Nudibranchs are roughly divided in two type of body forms; the dorid nudibranchs and the aeolid nudibranchs.
The dorid nudibranchs have a thick mantle that extends over their foot. In some species the surface of the mantle is covered with tubercles than can vary in different sizes, numbers and shapes. This gives them often a rigid body that offers some protection. In most of the dorids it is the mantle that contains toxins to defend themselves, the toxins are extracted from their food sources.
Aeolid nudibranchs have mantles that are covered with finger-like extensions called cerata. The cerata are very special as they contain branches of the digestive tract, and in some species, this is also visible! The tips of the cerata contain special organs called the cnidosacs. Cnidosacs store stinging cells (called nematocysts).
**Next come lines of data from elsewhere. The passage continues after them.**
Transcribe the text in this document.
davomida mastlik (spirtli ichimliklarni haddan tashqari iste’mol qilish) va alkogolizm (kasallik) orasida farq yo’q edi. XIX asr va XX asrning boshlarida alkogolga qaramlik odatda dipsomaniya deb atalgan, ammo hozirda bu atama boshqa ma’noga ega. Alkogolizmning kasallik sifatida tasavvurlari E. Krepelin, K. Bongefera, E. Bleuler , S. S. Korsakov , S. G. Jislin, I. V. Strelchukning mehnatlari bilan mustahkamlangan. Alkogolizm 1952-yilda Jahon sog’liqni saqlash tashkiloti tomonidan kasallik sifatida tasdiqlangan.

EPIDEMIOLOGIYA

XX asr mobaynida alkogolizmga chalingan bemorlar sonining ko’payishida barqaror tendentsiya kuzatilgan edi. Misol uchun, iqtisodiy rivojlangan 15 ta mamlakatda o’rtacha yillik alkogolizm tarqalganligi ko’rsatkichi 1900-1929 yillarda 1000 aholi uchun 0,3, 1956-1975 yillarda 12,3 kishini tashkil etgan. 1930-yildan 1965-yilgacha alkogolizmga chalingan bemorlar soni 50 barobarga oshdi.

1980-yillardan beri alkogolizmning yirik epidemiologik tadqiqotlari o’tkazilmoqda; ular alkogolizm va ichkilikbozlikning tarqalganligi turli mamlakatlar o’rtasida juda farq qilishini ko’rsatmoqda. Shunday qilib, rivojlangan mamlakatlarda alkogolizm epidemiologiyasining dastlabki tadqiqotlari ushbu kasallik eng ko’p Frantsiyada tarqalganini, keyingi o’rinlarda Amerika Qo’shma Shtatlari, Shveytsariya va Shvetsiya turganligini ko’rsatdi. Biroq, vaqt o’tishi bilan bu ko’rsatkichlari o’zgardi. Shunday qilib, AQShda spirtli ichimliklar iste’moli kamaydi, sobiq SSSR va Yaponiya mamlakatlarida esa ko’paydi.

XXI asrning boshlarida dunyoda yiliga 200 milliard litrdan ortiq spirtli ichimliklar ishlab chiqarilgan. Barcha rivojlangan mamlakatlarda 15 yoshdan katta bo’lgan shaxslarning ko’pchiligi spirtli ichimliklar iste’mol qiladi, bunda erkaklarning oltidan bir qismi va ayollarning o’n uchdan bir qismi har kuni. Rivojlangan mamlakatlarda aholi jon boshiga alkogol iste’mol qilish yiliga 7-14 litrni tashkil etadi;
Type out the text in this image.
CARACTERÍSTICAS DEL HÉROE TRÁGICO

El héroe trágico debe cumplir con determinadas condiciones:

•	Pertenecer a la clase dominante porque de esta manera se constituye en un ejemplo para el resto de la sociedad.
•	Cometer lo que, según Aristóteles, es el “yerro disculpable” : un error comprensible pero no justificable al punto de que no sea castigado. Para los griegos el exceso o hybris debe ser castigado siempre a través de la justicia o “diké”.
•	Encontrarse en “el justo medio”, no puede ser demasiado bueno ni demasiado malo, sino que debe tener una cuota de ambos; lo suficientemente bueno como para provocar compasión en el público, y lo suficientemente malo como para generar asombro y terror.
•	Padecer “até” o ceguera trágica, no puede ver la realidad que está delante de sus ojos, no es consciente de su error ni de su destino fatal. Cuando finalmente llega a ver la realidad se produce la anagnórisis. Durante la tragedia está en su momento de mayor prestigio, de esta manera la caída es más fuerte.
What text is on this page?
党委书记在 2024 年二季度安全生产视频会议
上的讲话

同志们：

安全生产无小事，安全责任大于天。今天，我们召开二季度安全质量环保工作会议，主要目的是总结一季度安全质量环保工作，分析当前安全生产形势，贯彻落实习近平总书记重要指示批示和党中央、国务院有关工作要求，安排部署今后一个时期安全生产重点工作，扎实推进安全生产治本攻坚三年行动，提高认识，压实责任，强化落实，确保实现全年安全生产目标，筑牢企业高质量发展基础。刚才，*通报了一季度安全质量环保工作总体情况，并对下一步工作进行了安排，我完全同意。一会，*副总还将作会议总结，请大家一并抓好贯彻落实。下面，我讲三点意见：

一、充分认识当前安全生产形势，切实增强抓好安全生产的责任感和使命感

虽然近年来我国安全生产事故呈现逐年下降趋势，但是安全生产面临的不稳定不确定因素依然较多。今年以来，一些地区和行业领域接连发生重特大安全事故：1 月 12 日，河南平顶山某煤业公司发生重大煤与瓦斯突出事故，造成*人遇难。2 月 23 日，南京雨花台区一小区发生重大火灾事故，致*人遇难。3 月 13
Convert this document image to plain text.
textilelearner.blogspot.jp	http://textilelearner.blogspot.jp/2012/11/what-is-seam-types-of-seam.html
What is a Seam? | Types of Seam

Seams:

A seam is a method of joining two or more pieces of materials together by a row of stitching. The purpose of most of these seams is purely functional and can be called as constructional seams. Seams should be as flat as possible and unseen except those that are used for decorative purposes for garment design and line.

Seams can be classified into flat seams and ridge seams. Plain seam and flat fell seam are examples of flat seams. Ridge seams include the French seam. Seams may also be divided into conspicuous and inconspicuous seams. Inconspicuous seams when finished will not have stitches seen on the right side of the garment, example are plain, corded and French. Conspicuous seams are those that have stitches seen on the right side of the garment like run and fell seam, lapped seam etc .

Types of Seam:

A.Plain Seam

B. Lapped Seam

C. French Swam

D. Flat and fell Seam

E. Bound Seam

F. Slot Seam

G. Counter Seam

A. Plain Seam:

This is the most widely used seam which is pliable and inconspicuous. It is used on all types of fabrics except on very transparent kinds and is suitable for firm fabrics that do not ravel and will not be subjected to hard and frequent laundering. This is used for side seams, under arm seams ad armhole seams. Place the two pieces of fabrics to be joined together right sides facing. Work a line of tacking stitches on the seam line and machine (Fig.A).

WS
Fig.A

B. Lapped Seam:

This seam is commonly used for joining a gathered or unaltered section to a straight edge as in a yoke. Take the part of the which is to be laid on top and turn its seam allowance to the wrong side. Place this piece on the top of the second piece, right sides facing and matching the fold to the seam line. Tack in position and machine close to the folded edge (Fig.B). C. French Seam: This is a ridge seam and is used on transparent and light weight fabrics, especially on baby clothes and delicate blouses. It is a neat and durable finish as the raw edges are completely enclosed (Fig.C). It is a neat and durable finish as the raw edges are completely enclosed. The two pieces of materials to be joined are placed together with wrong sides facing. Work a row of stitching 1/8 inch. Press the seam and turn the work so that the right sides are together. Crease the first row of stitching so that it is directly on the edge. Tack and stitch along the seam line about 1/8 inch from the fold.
These are obtained from their food source which are often cnidarians like hydroids, sea-anemones and soft corals. The cnidosacs are activated when the nudibranchs feel threatened and the stinging cells will be discharged!
All sea slugs have rhinophores. On the head of all sea slugs you can find a pair of sensory tentacles called the rhinophores. They detect smell and taste and in most of the dorid nudibranchs the rhinophores can be retracted into a basal sheath. Sea slugs know all kind of shapes of rhinophores which are a very important tool for identification of the species.
Besides a pair of rhinophores many nudibranchs also have a pair of oral tentacles, one on each side of the mouth. They are most likely involved in identifying food by taste and touch.
Sea slugs also need to breathe oxygen. They do this via the surface of their entire bodies, but their main reparatory organ are their gills. Dorid nudibranchs have often a feather like structure encircling their anus on the back of their body (the branchial plume). Some dorid species can also retract their gills into a pocket. Within the aeolid nudibranchs the cerata act like gills by diffusing oxygen from the surrounding water. The cerata are sometimes branched in order to increase the surface area, also here, like the rhinophores, different species can have different forms of cerata.